African Americans are 3 times more likely to be diagnosed with the condition than Caucasians, and Asian and Pacific Islanders are 7 times more likely to be diagnosed with it as compared to White counterparts.
There is also research to suggest AD has a greater quality of life impact in SoC patients, including:
-African Americans typically have more doctor visits for AD than Caucasians.
-non-Hispanic black and non-Hispanic children are more likely to have persistent AD than non-Hispanic White children.
-AD may be less controlled among African Americans versus White patients.
Rice said the reasons for the disparities could be biologically based (genetics) or socioeconomic. African American patients are at a higher risk of transepidermal water loss, causing dry skin, which has been studied in multiple small trials. This greater risk of dry skin would be consistent with a higher prevalence of AD. Rice noted that this could stem from socioeconomic causes, as opposed to biological. It could also be caused by genetic variations like the Filaggrin null mutations that could contribute to skin barrier dysfunction.
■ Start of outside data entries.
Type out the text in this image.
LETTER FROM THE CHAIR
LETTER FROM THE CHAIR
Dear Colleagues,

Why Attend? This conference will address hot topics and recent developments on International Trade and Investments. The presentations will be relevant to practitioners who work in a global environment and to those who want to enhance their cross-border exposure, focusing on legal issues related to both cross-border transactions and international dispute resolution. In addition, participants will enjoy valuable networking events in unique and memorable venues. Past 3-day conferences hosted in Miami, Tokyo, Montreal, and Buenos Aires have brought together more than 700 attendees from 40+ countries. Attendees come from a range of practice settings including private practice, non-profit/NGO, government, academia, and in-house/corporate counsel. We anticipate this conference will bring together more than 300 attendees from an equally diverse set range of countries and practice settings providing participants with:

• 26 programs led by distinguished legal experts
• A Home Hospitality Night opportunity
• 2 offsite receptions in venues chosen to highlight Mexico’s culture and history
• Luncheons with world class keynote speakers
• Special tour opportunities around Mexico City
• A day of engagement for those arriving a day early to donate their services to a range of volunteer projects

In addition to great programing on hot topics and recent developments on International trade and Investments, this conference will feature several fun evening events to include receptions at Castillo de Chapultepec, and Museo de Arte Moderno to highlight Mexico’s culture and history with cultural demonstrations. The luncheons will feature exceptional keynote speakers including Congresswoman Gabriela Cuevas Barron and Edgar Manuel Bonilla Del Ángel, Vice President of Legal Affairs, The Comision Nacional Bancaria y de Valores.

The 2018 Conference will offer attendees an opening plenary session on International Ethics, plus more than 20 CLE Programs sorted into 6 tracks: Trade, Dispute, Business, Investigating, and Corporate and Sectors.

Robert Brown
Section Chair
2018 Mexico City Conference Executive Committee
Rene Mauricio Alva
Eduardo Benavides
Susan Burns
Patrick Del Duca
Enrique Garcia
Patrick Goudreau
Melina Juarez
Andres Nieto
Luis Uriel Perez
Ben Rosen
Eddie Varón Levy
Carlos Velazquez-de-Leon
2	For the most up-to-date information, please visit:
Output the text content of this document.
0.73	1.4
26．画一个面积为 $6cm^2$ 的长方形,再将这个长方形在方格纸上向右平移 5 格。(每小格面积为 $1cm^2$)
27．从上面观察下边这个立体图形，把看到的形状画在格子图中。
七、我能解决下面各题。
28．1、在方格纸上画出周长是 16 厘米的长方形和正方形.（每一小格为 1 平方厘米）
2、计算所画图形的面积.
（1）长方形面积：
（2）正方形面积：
Different racial populations have unique variations of FLG mutations.
Earlier studies show a detection of various immune axis markers in SoC AD patients, such as Th17/22 involvement in some Asian patients. Price noted that these findings may or may not generally hold for other Asian or African American populations. In addition, it is unknown whether AD pathogenesis itself differs in these patients exhibiting such markers because of the small cohorts.
Rice said there is an underestimation of AD severity in SoC. Erythema may be difficult to identify or appear differently in heavily pigmented skin and can present differently such as pink or violet. Edema, skin warmth, or scaling are all indications of underlying erythema. Rice noted that the masking of erythema may prevent early diagnosis of AD and lead to the development of more severe diseases.
While the general treatment options for AD are similar across ethnicities, there are some considerations for clinicians to understand. Proactive therapy with topical corticosteroid is the standard treatment for chronic inflammatory diseases like AD, but in darker skin types, long-term use can worsen hypopigmentation. Ultraviolet phototherapy is another common treatment, but the dosing and duration of treatment are all issues to be considered for patients of color.
Rice indicated throughout the presentation that as the population in the United States becomes more diverse, it is crucial for clinicians to familiarize themselves with the special circumstances of treating AD in patients with SoC, and that additional data on the efficacy of common therapies for SoC are needed as well.
Reference
Pressley-Rice, Z. The shades of atopic dermatitis in skin of color. RAD 2022 Conference; December 11, 2022.